Dinner from the Oldest Enclave

2011.Feb.07 Monday · 3 comments

in Casa SaltShaker, Food & Recipes

“I am convinced that living in an enclave shapes the personality, and living alone shapes the personality too.”

– Dame Mary Douglas, anthropologist

The things you might not know about the Most Serene Republic of San Marino: It is a sovereign country, located within the borders of Italy; It is one of the smallest countries in the world, coming in at a mere 24 square miles and 30,000 people; It is the oldest surviving sovereign state in the world, having been founded on September 3, 301; it is also the oldest surviving constitutional republic in the world, its constitution, still in effect, having been written in 1600; it is one of the wealthiest countries in the world, has one of the most stable economies, has the lowest unemployment rate in Europe, no national debt, and a constant budget surplus. The population, and by extension, the cuisine, is heavily Emilia-Romagnan, the Italian state that surrounds it, but it has a number of unique dishes as well that have developed over the centuries.

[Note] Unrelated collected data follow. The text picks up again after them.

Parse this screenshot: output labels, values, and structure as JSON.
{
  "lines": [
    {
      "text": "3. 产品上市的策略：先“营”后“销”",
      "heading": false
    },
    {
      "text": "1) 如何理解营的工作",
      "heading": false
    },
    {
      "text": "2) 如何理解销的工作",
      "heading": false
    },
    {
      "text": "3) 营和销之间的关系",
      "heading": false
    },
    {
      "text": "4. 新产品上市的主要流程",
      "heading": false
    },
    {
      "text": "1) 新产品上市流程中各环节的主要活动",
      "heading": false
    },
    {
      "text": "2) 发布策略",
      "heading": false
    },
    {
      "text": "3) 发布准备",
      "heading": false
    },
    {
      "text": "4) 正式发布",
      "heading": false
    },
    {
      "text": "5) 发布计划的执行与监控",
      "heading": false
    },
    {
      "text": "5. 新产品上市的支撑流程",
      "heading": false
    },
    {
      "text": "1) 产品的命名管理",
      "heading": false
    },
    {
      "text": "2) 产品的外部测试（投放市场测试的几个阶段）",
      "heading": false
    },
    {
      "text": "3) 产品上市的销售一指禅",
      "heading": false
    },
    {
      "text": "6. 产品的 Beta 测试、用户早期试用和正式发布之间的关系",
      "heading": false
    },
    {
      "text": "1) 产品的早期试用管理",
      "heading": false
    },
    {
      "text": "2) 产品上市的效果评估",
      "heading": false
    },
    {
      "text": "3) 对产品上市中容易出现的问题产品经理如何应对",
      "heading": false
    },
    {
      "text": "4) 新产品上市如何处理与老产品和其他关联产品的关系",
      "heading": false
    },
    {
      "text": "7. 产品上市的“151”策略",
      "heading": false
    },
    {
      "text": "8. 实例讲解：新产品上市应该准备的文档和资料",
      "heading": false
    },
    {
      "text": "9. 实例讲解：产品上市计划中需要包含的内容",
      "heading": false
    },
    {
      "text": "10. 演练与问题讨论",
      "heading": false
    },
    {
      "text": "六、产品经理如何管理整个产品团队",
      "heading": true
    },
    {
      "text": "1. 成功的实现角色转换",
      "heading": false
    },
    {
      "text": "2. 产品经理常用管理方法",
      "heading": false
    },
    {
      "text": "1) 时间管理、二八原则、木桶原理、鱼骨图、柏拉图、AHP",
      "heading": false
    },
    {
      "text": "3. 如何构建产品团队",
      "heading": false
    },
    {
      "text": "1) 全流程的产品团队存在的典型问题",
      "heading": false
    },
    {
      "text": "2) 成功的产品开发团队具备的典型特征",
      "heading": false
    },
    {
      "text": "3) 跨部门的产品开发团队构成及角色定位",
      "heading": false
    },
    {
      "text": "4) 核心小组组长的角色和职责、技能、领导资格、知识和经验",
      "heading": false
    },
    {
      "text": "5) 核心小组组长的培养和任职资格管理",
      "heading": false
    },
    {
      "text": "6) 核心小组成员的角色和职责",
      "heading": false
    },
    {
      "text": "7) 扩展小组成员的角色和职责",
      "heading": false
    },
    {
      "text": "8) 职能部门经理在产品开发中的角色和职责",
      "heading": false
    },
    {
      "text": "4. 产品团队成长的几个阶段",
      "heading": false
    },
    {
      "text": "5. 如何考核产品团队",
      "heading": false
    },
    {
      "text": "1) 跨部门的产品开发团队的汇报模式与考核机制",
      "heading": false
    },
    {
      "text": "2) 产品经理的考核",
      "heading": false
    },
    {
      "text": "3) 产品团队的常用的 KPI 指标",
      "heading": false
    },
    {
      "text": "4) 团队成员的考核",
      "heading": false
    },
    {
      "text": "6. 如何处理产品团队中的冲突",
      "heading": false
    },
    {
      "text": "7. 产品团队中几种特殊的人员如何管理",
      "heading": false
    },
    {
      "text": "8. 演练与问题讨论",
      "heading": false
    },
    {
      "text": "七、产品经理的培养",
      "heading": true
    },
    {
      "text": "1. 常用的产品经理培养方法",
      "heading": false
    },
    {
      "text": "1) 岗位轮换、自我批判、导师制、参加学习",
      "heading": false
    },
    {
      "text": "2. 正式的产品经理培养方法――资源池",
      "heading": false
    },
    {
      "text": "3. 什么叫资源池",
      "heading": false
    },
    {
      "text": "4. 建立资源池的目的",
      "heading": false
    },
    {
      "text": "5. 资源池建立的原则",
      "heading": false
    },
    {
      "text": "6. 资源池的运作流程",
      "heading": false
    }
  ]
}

Grilled Vegetable and Boquerone salad

While there was no particular salad or similar appetizer associated with the country (despite numerous norteamericano inventions named as San Marino salads), the idea of an antipasti plate is quite common, so here a mashup of the ideas – grilled romaine, eggplant, zucchini and fennel, dressed with a beet vinaigrette on the plate and a drizzle of olive oil over the vegetables, a couple of lightly cured boquerones (white anchovies), and some toasted pinenuts.

Passarelli en Brodo

One of the signature dishes of the region is passarelli en brodo, a personal favorite. Basically, it’s a poor man’s soup, but it’s really good. The broth is a chicken or meat broth (I used chicken), and passarelli are a sort of cross between pasta and dumplings – equal parts of toasted breadcrumbs and grated parmesan cheese, a bit of lemon zest and nutmeg, and all bound together with egg. Traditionally, they’re pressed into boiling soup or water via a little handheld press with holes in the bottom that make worm-thick noodles, which you then cut off every 2-2½”. I don’t have a press, so hand rolled them and then cut them. Very slightly different texture as rolling them makes them a little denser, but they’re still delicious!

Chicory tart

There’s a classic dish from the area called a pieda, or in small size, piedina – essentially it’s a slightly lighter pizza dough, generally (these days anyway) leavened with baking soda rather than yeast, lightly cooked and folded over some sort of filling – a large soft tortilla sandwich if you will. It was mere inspiration, as a pieda is pretty much a meal in itself – here, I went tarte tatin style (I’m having fun with those, no?), with slightly caramelized chicory greens and chinese cabbage, sauteed with prosciutto, olive oil, salt, pepper, peperoncino and a touch of sugar. The mushrooms were separate toasted dry in an oven, the placed in the bottom of the mold, topped with the greens and prosciutto, a knob of butter to help create the sauce, and a little round of puff pastry. Then flipped out onto a plate and a bit of pecorino romano cheese grated over the top.

Chicken

Based on various flavor combinations of dishes from San Marino, my “Pollo Sammarino” – the chicken is coated in flour with dried rosemary, sage and salt and then sauteed in neutral oil. Below that, mashed potatoes flavored with fresh rosemary and sage, butter and milk, salt and pepper, and finished with slow-cooked onions in olive oil. Atop, a fresh tomato sauce of diced plum tomatoes cooked over low heat with finely minced garlic, salt and pepper, rosemary and sage again, and a couple of star anise. And, finally, I took the potato peelings and cut them in small squares, more or less, dried them out in the oven and then fried them until just lightly crisped, then drained, salted and scattered on the plates.

Torta Titano

One of the most traditional of San Marino desserts is the torta titano, named after one of the mountain peaks surrounding the country. Described as a chocolate biscuit topped with hazelnuts, coffee cream and chocolate, I decided on my own version – a chocolate cookie base, topped with nutella, then toasted hazelnuts, and then a layer of freshly made cream cheese with sugar and instant espresso dissolved in it, and finally a dark chocolate ganache. It may not have been the exact way it’s traditionally made, but it was in the spirit, and tasty as could be.